The transmission part of the industry -- the wires that let people turn on their lights -- will remain a monopoly, with regulated profits and rates.

To increase their earnings and dividends, utilities will have to be more entrepreneurial. Their chief executives are preparing for a historic shopping spree -- merging with other utilities, buying natural gas companies, engaging in joint ventures with telecommunications companies. Some will buy wisely, some none too well.

With all these crosscurrents, it's smarter to own a portfolio of utilities than to pin your hopes on one or two, says David Kiefer, manager of the Prudential Utilities Fund.
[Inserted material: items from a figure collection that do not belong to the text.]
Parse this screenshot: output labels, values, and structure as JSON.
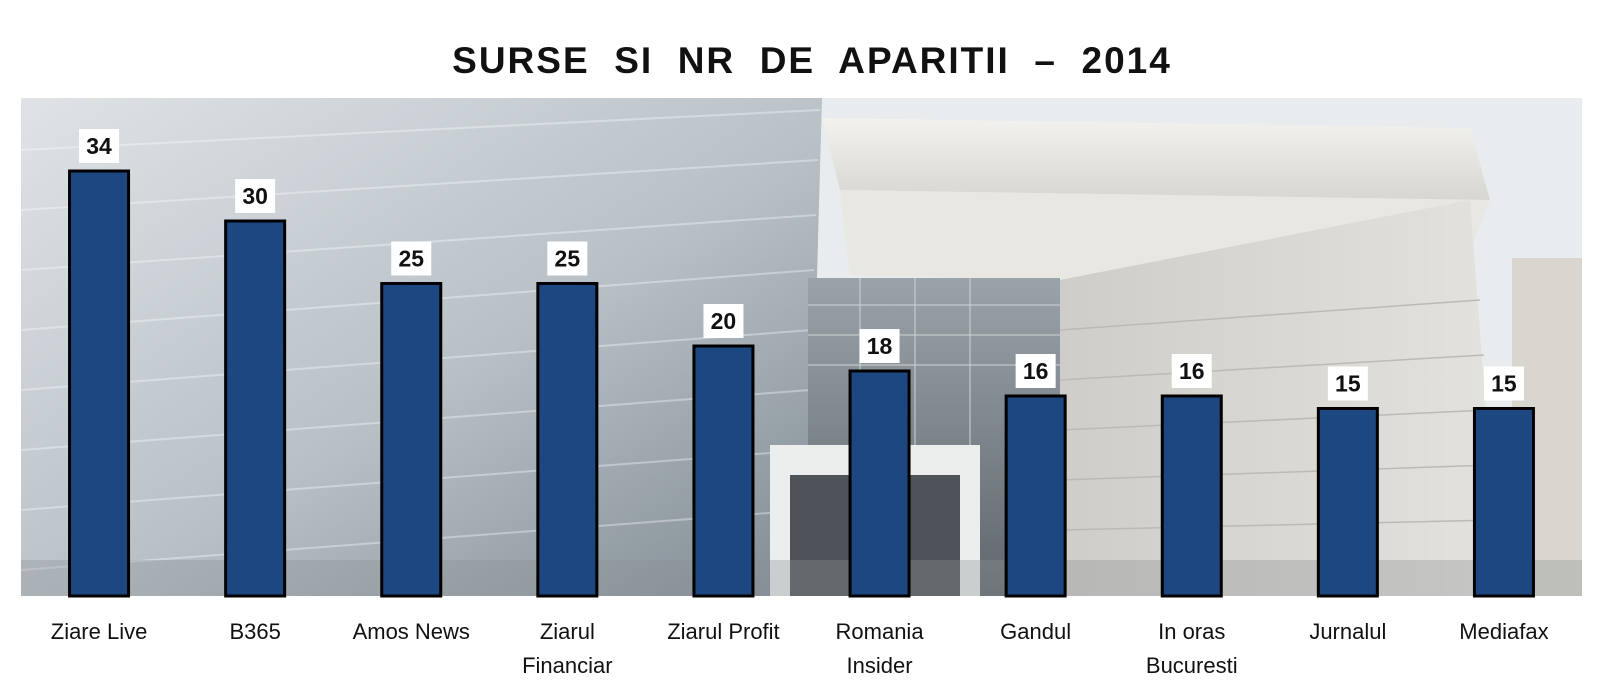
{
  "chart_data": {
    "type": "bar",
    "title": "SURSE  SI  NR  DE  APARITII  –  2014",
    "xlabel": "",
    "ylabel": "",
    "categories": [
      "Ziare Live",
      "B365",
      "Amos News",
      "Ziarul Financiar",
      "Ziarul Profit",
      "Romania Insider",
      "Gandul",
      "In oras Bucuresti",
      "Jurnalul",
      "Mediafax"
    ],
    "category_lines": [
      [
        "Ziare Live"
      ],
      [
        "B365"
      ],
      [
        "Amos News"
      ],
      [
        "Ziarul",
        "Financiar"
      ],
      [
        "Ziarul Profit"
      ],
      [
        "Romania",
        "Insider"
      ],
      [
        "Gandul"
      ],
      [
        "In oras",
        "Bucuresti"
      ],
      [
        "Jurnalul"
      ],
      [
        "Mediafax"
      ]
    ],
    "values": [
      34,
      30,
      25,
      25,
      20,
      18,
      16,
      16,
      15,
      15
    ],
    "ylim": [
      0,
      40
    ],
    "grid": false,
    "legend": "none",
    "show_values": true
  },
  "colors": {
    "bar_fill": "#1d4781",
    "bar_stroke": "#000000",
    "label_box": "#ffffff",
    "text": "#111111"
  }
}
Some funds lean toward income and some lean toward growth.

Here are some examples of each, from Morningstar analyst Peter Di Teresa:

Traditional income investors will want high-quality stocks whose dividends they think they can trust. They might look at Colonial Utilities and Vanguard's Specialized Utilities Income.

Growth-and-income investors might look for funds that also buy utilities abroad -- say, Franklin Global or AIM Global. Prudential Utilities also has a big foreign stake.

The MFS Utilities fund hunts for growth among smaller stocks. Linder Utility takes a broad enough view of the industry to include satellite companies and cable TV.

Some funds beef up their performance by buying nonutility stocks, something to check before you buy.

Here's how WIEG sums up the industry outlook. For some utilities, it's too late to survive. For others, there's a three-year window in which to re-create themselves. For the future, "watch out, as marketing of electricity becomes North America's most costly and risky business." Not a soul knows how it will all turn out.